O STJ sustenta que os juros moratórios percebidos pela impontualidade no adimplemento obrigacional classificam-se, também, como indenização por lucros cessantes para quem os recebam. E os juros incidentes na devolução de depósitos judiciais têm natureza remuneratória constituindo renda ou lucro, já que são produto do capital.
Já vimos a distinção entre juros moratórios e os lucros cessantes. Quanto a última afirmativa do Relator, Ministro Mauro Campbell Marques, de que os juros incidentes sobre o valor depositado judicialmente tem natureza remuneratória está correta.
Realmente, quando o contribuinte promove depósito judicial voluntário do crédito tributário impugnado, para prevenir contra incidência de juros e correção monetária em caso de derrota na ação judicial, e vem lograr vitória na demanda judicial contra a Fazenda promovendo o levantamento da importância depositada, acrescida de juros e correção monetária (Selic) esses juros têm, indubitavelmente, natureza remuneratória tal qual capital aplicado no mercado financeiro.
Por conseguinte sobre eles incidem o IR a CSLL e o PIS/COFINS.
Todavia, afigura-se completamente diversa a hipótese de repetição de indébito tributário acrescido da taxa Selic. Nessa hipótese, caracteriza-se a natureza indenizatória dos juros moratórios.
De fato, o contribuinte teve o seu patrimônio desfalcado pelo pagamento de tributo indevido fazendo jus aos juros moratórios, a partir do trânsito em julgado da decisão proferida na ação de repetição de indébito de acordo com a Súmula 188 do STJ. No nosso entender, esses juros são devidos desde a citação da Fazenda na ação de repetição de indébito que poderá perdurar por longos anos, sempre dependente de recursos protelatórios interpostos pelo poder público. Ação de repetição pressupõe trânsito em julgada da decisão que declarou a inconstitucionalidade do tributo. Não se pode exigir, a nosso ver, duplo trânsito em julgado para fixar o termo inicial dos juros moratórios.
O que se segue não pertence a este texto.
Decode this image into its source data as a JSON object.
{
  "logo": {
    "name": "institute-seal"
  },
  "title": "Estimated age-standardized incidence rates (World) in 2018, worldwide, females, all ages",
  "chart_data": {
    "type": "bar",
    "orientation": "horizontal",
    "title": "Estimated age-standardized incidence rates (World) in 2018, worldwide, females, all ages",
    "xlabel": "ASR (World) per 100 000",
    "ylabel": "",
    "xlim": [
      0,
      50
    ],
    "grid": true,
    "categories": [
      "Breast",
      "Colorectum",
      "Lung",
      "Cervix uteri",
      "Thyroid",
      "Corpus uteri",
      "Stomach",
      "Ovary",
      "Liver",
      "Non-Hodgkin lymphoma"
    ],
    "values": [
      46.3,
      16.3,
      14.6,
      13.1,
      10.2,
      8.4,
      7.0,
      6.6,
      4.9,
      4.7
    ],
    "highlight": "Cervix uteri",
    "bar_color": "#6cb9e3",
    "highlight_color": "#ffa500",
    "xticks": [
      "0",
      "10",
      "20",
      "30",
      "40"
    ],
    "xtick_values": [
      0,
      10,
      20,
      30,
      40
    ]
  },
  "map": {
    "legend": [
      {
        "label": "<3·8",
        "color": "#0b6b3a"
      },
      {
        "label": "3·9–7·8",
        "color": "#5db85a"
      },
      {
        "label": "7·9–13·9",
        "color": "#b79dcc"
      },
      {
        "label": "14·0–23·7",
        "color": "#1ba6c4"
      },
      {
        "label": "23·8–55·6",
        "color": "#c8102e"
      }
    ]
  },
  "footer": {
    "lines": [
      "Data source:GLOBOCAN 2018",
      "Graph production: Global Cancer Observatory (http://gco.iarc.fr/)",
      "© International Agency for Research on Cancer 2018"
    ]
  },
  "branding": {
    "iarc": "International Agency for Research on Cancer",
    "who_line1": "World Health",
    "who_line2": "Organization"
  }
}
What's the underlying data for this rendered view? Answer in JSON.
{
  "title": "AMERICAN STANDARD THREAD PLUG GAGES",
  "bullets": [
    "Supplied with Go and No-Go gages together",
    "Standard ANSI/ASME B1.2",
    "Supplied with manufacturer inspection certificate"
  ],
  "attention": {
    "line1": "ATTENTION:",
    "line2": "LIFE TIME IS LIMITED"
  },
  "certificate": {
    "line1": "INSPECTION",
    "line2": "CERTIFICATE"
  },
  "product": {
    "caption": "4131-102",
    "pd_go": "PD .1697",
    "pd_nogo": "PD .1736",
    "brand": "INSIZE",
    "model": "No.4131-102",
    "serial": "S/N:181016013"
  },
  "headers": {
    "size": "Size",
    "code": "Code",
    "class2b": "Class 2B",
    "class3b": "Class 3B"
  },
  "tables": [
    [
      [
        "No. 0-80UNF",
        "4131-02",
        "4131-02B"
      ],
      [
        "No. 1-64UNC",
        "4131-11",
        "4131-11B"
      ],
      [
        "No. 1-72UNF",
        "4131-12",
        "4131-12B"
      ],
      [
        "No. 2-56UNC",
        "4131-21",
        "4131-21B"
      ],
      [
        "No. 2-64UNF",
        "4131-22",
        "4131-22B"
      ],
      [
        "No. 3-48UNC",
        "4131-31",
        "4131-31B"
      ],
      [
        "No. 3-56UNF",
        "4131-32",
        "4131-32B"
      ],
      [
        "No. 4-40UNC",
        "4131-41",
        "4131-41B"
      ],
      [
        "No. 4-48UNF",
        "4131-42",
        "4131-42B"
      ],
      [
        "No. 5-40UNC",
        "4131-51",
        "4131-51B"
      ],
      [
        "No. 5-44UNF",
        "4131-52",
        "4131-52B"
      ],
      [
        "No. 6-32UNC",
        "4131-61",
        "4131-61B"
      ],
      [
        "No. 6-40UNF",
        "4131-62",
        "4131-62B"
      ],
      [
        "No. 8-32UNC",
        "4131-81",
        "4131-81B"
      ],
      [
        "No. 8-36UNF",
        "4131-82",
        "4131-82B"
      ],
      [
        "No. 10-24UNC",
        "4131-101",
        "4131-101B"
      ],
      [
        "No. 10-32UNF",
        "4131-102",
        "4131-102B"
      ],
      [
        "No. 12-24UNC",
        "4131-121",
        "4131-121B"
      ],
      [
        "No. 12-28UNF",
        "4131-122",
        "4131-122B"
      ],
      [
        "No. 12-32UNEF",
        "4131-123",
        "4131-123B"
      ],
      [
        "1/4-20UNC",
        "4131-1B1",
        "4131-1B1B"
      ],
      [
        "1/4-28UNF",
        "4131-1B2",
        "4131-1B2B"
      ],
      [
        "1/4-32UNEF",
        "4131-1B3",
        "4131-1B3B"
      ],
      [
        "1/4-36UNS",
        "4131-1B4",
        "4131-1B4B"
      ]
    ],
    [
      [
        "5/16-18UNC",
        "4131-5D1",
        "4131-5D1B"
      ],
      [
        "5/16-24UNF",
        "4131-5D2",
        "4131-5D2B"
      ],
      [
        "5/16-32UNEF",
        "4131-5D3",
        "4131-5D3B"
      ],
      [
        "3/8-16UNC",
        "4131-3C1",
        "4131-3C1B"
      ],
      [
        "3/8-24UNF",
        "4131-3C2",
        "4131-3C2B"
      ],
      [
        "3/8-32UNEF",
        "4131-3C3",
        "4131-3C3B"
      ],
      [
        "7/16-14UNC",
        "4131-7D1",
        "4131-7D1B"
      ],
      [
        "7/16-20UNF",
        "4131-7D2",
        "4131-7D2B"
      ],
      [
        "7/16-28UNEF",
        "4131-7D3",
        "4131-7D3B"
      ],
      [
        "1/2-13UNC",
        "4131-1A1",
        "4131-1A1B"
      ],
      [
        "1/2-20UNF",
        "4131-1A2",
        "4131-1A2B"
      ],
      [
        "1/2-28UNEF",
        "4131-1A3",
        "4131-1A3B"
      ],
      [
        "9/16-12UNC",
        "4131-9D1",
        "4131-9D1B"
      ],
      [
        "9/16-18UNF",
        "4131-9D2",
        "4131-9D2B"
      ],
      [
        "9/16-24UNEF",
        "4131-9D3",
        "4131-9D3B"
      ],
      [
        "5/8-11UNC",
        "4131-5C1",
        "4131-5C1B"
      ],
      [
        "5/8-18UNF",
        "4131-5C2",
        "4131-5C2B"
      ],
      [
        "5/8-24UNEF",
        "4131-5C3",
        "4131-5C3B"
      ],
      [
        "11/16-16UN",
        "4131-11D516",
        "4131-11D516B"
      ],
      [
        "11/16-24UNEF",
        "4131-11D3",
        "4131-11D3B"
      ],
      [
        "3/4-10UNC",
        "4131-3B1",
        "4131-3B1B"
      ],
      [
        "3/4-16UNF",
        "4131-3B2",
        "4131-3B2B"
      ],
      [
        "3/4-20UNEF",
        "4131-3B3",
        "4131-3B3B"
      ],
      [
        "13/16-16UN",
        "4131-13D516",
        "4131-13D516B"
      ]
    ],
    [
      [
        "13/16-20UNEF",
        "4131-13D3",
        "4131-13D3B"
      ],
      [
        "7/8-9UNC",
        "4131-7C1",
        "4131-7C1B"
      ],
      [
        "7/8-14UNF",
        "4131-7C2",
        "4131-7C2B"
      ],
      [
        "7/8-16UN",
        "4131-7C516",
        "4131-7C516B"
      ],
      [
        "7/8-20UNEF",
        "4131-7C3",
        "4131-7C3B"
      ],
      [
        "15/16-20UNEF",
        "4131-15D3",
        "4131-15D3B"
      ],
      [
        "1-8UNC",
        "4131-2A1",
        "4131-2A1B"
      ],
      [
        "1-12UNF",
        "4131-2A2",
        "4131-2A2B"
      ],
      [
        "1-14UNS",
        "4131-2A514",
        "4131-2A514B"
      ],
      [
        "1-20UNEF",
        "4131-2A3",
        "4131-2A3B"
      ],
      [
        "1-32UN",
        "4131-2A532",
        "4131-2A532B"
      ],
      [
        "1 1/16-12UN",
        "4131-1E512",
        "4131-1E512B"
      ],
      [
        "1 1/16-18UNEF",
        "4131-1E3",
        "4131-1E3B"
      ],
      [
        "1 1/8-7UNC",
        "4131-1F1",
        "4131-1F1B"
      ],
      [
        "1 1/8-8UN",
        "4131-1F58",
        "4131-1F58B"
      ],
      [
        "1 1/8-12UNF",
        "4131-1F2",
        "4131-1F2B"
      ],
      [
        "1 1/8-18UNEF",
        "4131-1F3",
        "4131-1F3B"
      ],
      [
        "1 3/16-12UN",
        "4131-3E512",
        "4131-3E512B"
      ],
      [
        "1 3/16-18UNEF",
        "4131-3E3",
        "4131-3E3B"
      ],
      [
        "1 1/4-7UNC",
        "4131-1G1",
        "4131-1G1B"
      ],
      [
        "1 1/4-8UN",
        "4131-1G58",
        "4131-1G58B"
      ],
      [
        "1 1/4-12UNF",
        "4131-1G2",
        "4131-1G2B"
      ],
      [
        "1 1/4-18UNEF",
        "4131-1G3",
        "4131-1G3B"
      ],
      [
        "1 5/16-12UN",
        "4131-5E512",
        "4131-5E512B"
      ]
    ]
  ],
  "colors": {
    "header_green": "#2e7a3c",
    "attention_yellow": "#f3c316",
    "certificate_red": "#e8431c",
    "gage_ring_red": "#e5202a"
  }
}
A taxa Selic, no caso, simplesmente está recompondo o patrimônio antes desfalcado pelo pagamento de tributo indevido, nada tendo a ver com juros remuneratórios, pois não houve aplicação do capital pelo contribuinte, muito menos com os lucros cessantes, como visto anteriormente.
Concluindo, não se pode misturar conceitos diferentes – juros moratórios, juros remuneratórios e lucros cessantes – para conferir idêntico tratamento jurídico, fazendo incidir o PIS/COFINS sobre a taxa Selic como regra geral.
SP, 5-8-2024.
* Texto publicado no Migalhas, edição nº 5.908, de 6-8-2024.